What do users post about when they post a question tagged 'python'? The Body column has a lot of HTML tags in it's values, which I don't feel like deeling with right now, so let's look at what question askers put in the titles of their posts.

In [None]:
python_titles = questions[questions['Tags'].str.contains('python')]['Title'].str.lower()
text_to_wordcloud(python_titles, 'Python Titles')

### Other Methods of Looking at Word Frequencies

One problem with word clouds is that they divorce the words in them from any context. This isn't much of a problem when the words are tags, which aren't part of a sentence. But when looking at titles it would be nice to see what users are saying when they use the words 'python', 'using' and 'file'.

To really understand all 19,462 questions tagged 'python', we'd have to break out some machine learning methods, but their are ways visualize context better than a word cloud. One of them is called a [Word Tree](http://hint.fm/papers/wordtree_final2.pdf) and was developed by the many eyes group at IBM. You can see [examples](https://www.jasondavies.com/wordtree/) of this style of visualization made in d3.js.

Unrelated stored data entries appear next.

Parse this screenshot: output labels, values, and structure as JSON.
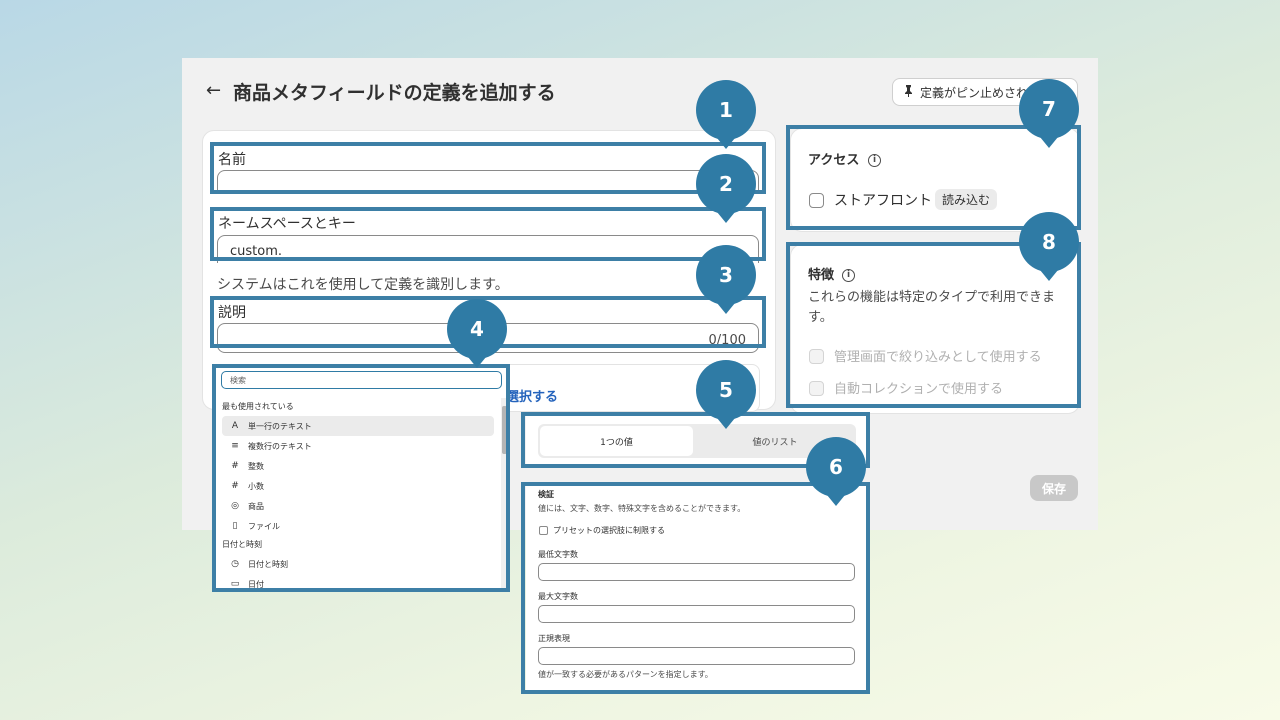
{
  "header": {
    "back_arrow": "←",
    "title": "商品メタフィールドの定義を追加する",
    "pin_button_label": "定義がピン止めされ"
  },
  "form": {
    "name_label": "名前",
    "namespace_label": "ネームスペースとキー",
    "namespace_value": "custom.",
    "namespace_help": "システムはこれを使用して定義を識別します。",
    "description_label": "説明",
    "description_counter": "0/100",
    "select_type_link": "選択する"
  },
  "type_picker": {
    "search_placeholder": "検索",
    "frequent_heading": "最も使用されている",
    "items": [
      {
        "icon": "A",
        "label": "単一行のテキスト"
      },
      {
        "icon": "≡",
        "label": "複数行のテキスト"
      },
      {
        "icon": "#",
        "label": "整数"
      },
      {
        "icon": "#",
        "label": "小数"
      },
      {
        "icon": "◎",
        "label": "商品"
      },
      {
        "icon": "▯",
        "label": "ファイル"
      }
    ],
    "datetime_heading": "日付と時刻",
    "datetime_items": [
      {
        "icon": "◷",
        "label": "日付と時刻"
      },
      {
        "icon": "▭",
        "label": "日付"
      }
    ]
  },
  "value_toggle": {
    "single": "1つの値",
    "list": "値のリスト"
  },
  "validation": {
    "title": "検証",
    "description": "値には、文字、数字、特殊文字を含めることができます。",
    "preset_label": "プリセットの選択肢に制限する",
    "min_label": "最低文字数",
    "max_label": "最大文字数",
    "regex_label": "正規表現",
    "regex_help": "値が一致する必要があるパターンを指定します。"
  },
  "access": {
    "title": "アクセス",
    "storefront_label": "ストアフロント",
    "storefront_tag": "読み込む"
  },
  "features": {
    "title": "特徴",
    "description_line1": "これらの機能は特定のタイプで利用できま",
    "description_line2": "す。",
    "filter_label": "管理画面で絞り込みとして使用する",
    "collection_label": "自動コレクションで使用する"
  },
  "save_label": "保存",
  "badges": [
    "1",
    "2",
    "3",
    "4",
    "5",
    "6",
    "7",
    "8"
  ],
  "colors": {
    "highlight": "#3d7fa6",
    "badge": "#2f7ba5",
    "link": "#2463bc"
  }
}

Since Jupyter notebooks can embed HTML elements, word trees rendered in d3 can be embedded in a notebook. However, for this tutorial we are sticking to python, so I will demonstrate how to build a word tree using a library which runs [graphviz](http://graphviz.org) in python.

In [None]:
# a variable to help us mark nodes as distinct when they have the same label
node_counter = 0

# a class to keep track of a node and it's connections
class Node:
    def __init__(self, word, count, matching_strings, graph, reverse=False, branching=3, highlight=False):
        global node_counter
        if highlight:
            self.node = graphviz.Node(node_counter, label=word+'\n'+str(count), peripheries=2, fontsize=20)
        else:
            self.node = graphviz.Node(node_counter, label=word+'\n'+str(count))
        node_counter += 1
        graph.add_node(self.node)
        if count > 1:
            self.generate_children(matching_strings, graph, reverse, branching)
    
    def generate_children(self, matching_strings, graph, reverse, branching):
        if len(matching_strings) == 0:
            return
        matching_strings = matching_strings[matching_strings.apply(len) > 0]
        all_children = Counter(matching_strings.apply(lambda x:x[-1 if reverse else 0]))
        children = all_children.most_common(branching)
        for word, count in children:
            if not reverse:
                child_matches = matching_strings[matching_strings.apply(lambda x:x[0]) == word].apply(lambda x:x[1:])
                c_node = Node(word, count, child_matches, graph=graph, reverse=reverse, branching=branching)
                graph.add_edge(graphviz.Edge(self.node, c_node.node))
            else:
                child_matches = matching_strings[matching_strings.apply(lambda x:x[-1]) == word].apply(lambda x:x[:-1])
                c_node = Node(word, count, child_matches, graph=graph, reverse=reverse, branching=branching)
                graph.add_edge(graphviz.Edge(c_node.node, self.node))
        left_over = sum(all_children.values()) - sum([x[1] for x in children])
        if left_over > 0:
            c_node = Node('...', left_over, [], graph=graph, reverse=reverse, branching=branching)
            if reverse:
                graph.add_edge(graphviz.Edge(c_node.node, self.node))
            else:
                graph.add_edge(graphviz.Edge(self.node, c_node.node))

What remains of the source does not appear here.